Объективная истина вообще плохо вяжется с уголовным судопроизводством. Преступление — понятие социально сконструированное и нигде вне общества не существующее. Кроме того, в самом понятии преступности деяния заложены пространственно-временные различия. Например, в современной Чехии лицо, совершившее изнасилование, при определенных условиях может быть подвергнуто медицинской кастрации (уж не знаю, химическим или хирургическим способом). А в Монголии в течение длительного времени эти же действия рассматривались, если мне не изменяет память, вообще как административный проступок (не готов сказать, как дело обстоит в наши дни, допускаю, что ровно таким же образом). А коль скоро преступность некоторых действий и бездействий — продукт общественного соглашения, то возникает и широкий вопрос о том, насколько правомерно подходить к соответствующей практике и научной дисциплине с критериями, характерными для естественнонаучного знания и, более того — для точных наук.
Государство по поручению общества посредством Уголовного кодекса «стреноживает» некоторые порывы человеческой природы, чтобы люди друг друга не съели (иногда и в буквальном смысле), и — ничего более. И если адепты объективной истины в уголовном судопроизводстве предполагают наличие некой универсальной для всех людей объективности, то им предстоит объяснить, где они хотели бы найти ее источник, и почему «объективность» одной стороны заведомо «объективнее» «объективности» другой стороны. Кто объективен в мире, состоящем из одних лишь субъектов? А уголовного права за пределами мира субъектов не существует – ни в глубинах мирового Океана, ни в дальнем Космосе. Право существует ровно постольку, поскольку существует совокупность взаимодействующих между собой автономных разумных личностей.
Объективность свойственна неживой материи, которую можно измерить приборами. Впрочем, даже естественнонаучное познание встречает на своих путях непреодолимые этические и процедурные преграды, придуманные исключительно самими людьми. Если, скажем, вивисекция прочих живых существ является оправданным и обоснованным путем поиска научной истины, то последний известный Истории случай биологических экспериментов на людях закончился Нюрнбергским трибуналом. Другой пример дает менее известный судебный процесс, состоявшийся в Хабаровске и окончившийся осуждением японских бактериологов, умышленно заразивших во время Второй мировой войны мирное население Китая с исключительно познавательными целями. А ведь какие поразительные истины и в какие короткие сроки, наверное, можно было открыть, если заразить, например, холерным вибрионом еще пару сотен человек. Просто есть сферы, в которых средства важнее результата.

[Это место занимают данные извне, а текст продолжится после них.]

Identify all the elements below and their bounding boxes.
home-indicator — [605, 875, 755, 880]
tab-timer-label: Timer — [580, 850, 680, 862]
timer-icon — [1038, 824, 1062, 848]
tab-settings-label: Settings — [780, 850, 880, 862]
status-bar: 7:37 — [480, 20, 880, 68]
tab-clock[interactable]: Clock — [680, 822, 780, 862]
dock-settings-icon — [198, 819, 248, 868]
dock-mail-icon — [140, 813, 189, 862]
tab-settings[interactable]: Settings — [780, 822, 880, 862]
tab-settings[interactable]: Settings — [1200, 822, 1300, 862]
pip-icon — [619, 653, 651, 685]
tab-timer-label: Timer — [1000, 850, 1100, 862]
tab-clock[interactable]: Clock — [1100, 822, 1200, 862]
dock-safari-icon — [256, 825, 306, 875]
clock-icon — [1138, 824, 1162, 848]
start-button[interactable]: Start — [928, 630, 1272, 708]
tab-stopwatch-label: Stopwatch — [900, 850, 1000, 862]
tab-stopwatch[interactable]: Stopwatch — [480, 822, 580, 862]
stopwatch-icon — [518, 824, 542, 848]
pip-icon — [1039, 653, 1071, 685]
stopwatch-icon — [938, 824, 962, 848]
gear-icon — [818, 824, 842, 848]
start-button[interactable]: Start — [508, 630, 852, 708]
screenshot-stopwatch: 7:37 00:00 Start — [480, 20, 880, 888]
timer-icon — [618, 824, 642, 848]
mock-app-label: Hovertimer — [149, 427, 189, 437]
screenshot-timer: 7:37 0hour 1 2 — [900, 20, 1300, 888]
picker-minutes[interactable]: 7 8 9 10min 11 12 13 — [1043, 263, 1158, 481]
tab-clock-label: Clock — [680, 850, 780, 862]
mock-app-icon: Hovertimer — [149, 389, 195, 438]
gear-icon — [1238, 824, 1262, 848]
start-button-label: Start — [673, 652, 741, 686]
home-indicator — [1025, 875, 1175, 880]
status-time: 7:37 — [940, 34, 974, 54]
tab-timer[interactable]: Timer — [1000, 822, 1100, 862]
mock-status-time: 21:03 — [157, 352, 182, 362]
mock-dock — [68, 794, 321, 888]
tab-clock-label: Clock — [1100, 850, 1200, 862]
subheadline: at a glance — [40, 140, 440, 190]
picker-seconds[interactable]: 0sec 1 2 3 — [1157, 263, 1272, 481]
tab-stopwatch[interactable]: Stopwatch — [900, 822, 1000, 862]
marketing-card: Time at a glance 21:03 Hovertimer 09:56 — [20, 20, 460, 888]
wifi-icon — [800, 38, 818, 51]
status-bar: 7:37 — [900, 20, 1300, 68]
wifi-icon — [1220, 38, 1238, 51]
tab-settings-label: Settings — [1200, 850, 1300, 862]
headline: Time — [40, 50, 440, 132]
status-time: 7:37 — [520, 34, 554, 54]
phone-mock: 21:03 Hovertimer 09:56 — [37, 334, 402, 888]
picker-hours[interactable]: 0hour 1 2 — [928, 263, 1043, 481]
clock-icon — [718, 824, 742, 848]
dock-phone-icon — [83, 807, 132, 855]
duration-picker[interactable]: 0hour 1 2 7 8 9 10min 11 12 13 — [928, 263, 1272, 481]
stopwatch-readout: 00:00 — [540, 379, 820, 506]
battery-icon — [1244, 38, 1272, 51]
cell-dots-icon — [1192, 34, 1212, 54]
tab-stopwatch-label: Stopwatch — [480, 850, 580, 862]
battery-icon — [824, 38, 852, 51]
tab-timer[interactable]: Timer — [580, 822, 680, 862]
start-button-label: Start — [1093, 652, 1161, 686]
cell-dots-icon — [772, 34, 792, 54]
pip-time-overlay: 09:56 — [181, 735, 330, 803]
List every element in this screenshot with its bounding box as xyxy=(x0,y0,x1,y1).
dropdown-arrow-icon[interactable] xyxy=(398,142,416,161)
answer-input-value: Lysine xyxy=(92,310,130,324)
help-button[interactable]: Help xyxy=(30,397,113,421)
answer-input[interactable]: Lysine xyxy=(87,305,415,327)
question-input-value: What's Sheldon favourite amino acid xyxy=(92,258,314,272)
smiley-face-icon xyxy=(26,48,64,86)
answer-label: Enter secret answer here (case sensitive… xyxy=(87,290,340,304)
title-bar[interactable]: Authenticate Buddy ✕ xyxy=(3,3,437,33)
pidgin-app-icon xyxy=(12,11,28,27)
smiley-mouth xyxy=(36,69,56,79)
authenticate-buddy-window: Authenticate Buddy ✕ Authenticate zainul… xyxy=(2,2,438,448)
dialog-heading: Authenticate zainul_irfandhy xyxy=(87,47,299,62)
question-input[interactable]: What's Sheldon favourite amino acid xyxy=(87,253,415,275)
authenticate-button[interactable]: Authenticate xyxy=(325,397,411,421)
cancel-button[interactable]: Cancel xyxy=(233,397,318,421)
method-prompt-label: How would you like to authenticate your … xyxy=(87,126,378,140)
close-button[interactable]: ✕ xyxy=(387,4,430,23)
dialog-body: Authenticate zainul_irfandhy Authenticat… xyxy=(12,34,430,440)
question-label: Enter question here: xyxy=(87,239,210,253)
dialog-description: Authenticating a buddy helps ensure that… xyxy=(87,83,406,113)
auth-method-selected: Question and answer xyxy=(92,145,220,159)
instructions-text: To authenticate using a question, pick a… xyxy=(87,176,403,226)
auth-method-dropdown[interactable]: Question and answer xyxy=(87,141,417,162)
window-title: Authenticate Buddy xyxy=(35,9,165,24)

Возвращаясь к нашим правовым материям и поставив сам себя в порядке научного эксперимента на точку зрения сторонника «истины» в суде, я как-то сразу теряюсь с обоснованием необходимости наличия стороны защиты в производстве по уголовному делу. Просто путь моим рассуждениям на эту тему преграждает вопрос субъекта установления истины, а именно — кто должен ее устанавливать. В инквизиционном процессе таким субъектом является обвинение. В состязательном же процессе стороны две, которые зачем-то предполагаются как равноправные. При этом процессуальные функции этих сторон разнонаправлены до степени противоположности. Каким образом взаимодействие этих противоположностей может привести к установлению истины, да еще и объективной, сказать невозможно (если ни одна из сторон в поддавки не играет).
Буду справедливым — сторонники установления истины иногда добросовестно продолжают свою логику до ее полного и окончательного выражения. Самыми точными сведениями о совершенном преступлении располагает, конечно же, лицо, которое это преступление, по всей видимости, совершило. В этой ситуации, если считать истину высшим мерилом правосудия, ценить ее выше, чем достоинство и телесную неприкосновенность человека, то конечно, можно пойти на многое. Собственно, здесь речь уже идет о ценностях, о том, кому что представляется первичным по отношению даже не столько к правосудию, сколько по отношению к правильному и справедливому общественному укладу.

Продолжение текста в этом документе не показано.